I was truely shocked by this. They infected it in 8 seconds and manged to completely crash the system in 20 minutes. I guess its a good thing that all new pcs ship with sp2 already on them. At least the firewall will be turned on for the first time its connected to the net so that you have time to get a better firewall and an AV.
I saw that when it was on click on-line a few months back i then mad sure my firewall was up to date and working, truly scary especialy if you don't back up your stuff.
wow this is just incredible. this shows how much Windows XP sucks as an OS. hackers spend too much time writing evil software for it. infact they have been doing that for so many years and the thing is...people shouldnt use Windows anymore.
they should start using a Linux distrobution where they will get at least some security(since .exe files cannot be run automatically{you can run em through Wine but Wine must be launched manually}). a BSD distro is a fine idea as well.
btw:what i found nice is that the video used Process Explorer everyone get it
I tried Linux a a while back and liked it but I could never get it to detect my modem. The explanation I was given (if I remember correctly) was that Winmodems were actually controlled by software that was proprietary to Microsoft and M$ was unwilling to share.
Has that been fixed?
What version fo Linux do you recommend? I was using Suse but it was taking me awhile to get the hang of it.
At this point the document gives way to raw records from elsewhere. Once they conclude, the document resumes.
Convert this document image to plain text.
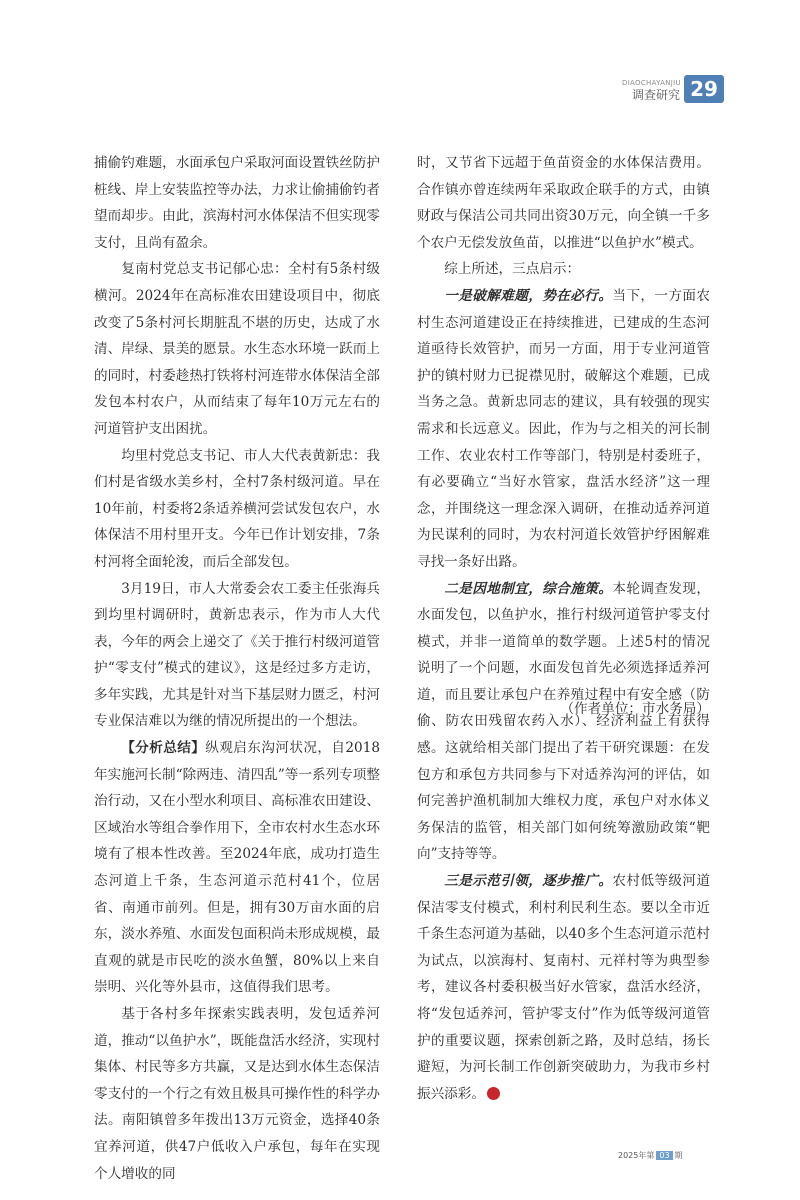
DIAOCHAYANJIU
调查研究 29

捕偷钓难题，水面承包户采取河面设置铁丝防护桩线、岸上安装监控等办法，力求让偷捕偷钓者望而却步。由此，滨海村河水体保洁不但实现零支付，且尚有盈余。

复南村党总支书记郁心忠：全村有5条村级横河。2024年在高标准农田建设项目中，彻底改变了5条村河长期脏乱不堪的历史，达成了水清、岸绿、景美的愿景。水生态水环境一跃而上的同时，村委趁热打铁将村河连带水体保洁全部发包本村农户，从而结束了每年10万元左右的河道管护支出困扰。

均里村党总支书记、市人大代表黄新忠：我们村是省级水美乡村，全村7条村级河道。早在10年前，村委将2条适养横河尝试发包农户，水体保洁不用村里开支。今年已作计划安排，7条村河将全面轮浚，而后全部发包。

3月19日，市人大常委会农工委主任张海兵到均里村调研时，黄新忠表示，作为市人大代表，今年的两会上递交了《关于推行村级河道管护“零支付”模式的建议》，这是经过多方走访，多年实践，尤其是针对当下基层财力匮乏，村河专业保洁难以为继的情况所提出的一个想法。

【分析总结】纵观启东沟河状况，自2018年实施河长制“除两违、清四乱”等一系列专项整治行动，又在小型水利项目、高标准农田建设、区域治水等组合拳作用下，全市农村水生态水环境有了根本性改善。至2024年底，成功打造生态河道上千条，生态河道示范村41个，位居省、南通市前列。但是，拥有30万亩水面的启东，淡水养殖、水面发包面积尚未形成规模，最直观的就是市民吃的淡水鱼蟹，80%以上来自崇明、兴化等外县市，这值得我们思考。

基于各村多年探索实践表明，发包适养河道，推动“以鱼护水”，既能盘活水经济，实现村集体、村民等多方共赢，又是达到水体生态保洁零支付的一个行之有效且极具可操作性的科学办法。南阳镇曾多年拨出13万元资金，选择40条宜养河道，供47户低收入户承包，每年在实现个人增收的同

时，又节省下远超于鱼苗资金的水体保洁费用。合作镇亦曾连续两年采取政企联手的方式，由镇财政与保洁公司共同出资30万元，向全镇一千多个农户无偿发放鱼苗，以推进“以鱼护水”模式。

综上所述，三点启示：

一是破解难题，势在必行。当下，一方面农村生态河道建设正在持续推进，已建成的生态河道亟待长效管护，而另一方面，用于专业河道管护的镇村财力已捉襟见肘，破解这个难题，已成当务之急。黄新忠同志的建议，具有较强的现实需求和长远意义。因此，作为与之相关的河长制工作、农业农村工作等部门，特别是村委班子，有必要确立“当好水管家，盘活水经济”这一理念，并围绕这一理念深入调研，在推动适养河道为民谋利的同时，为农村河道长效管护纾困解难寻找一条好出路。

二是因地制宜，综合施策。本轮调查发现，水面发包，以鱼护水，推行村级河道管护零支付模式，并非一道简单的数学题。上述5村的情况说明了一个问题，水面发包首先必须选择适养河道，而且要让承包户在养殖过程中有安全感（防偷、防农田残留农药入水）、经济利益上有获得感。这就给相关部门提出了若干研究课题：在发包方和承包方共同参与下对适养沟河的评估，如何完善护渔机制加大维权力度，承包户对水体义务保洁的监管，相关部门如何统筹激励政策“靶向”支持等等。

三是示范引领，逐步推广。农村低等级河道保洁零支付模式，利村利民利生态。要以全市近千条生态河道为基础，以40多个生态河道示范村为试点，以滨海村、复南村、元祥村等为典型参考，建议各村委积极当好水管家，盘活水经济，将“发包适养河，管护零支付”作为低等级河道管护的重要议题，探索创新之路，及时总结，扬长避短，为河长制工作创新突破助力，为我市乡村振兴添彩。

（作者单位：市水务局）
2025年第 03 期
i personally use Slax which is a LiveCD(meaning that i can boot into it with just a CD) because i dont have a harddrive that i can install Linux onto. just so you know, Slax is just a LiveCD port of Slackware. Slackware i recommend to users with a lot of Linux experiance.
but if you like user-friendly Linux distros, then Mandriva, Gentoo, Debian, Red Hat, or Ubuntu is the way to go.
True, malware isn't as much of an issue on Linux computers, but it still is more secure than Windows when patched and hardened. However, a determined hacker could still get past that. Don't practice security by obscurity.
True, malware isn't as much of an issue on Linux computers, but it still is more secure than Windows when patched and hardened. However, a determined hacker could still get past that. Don't practice security by obscurity.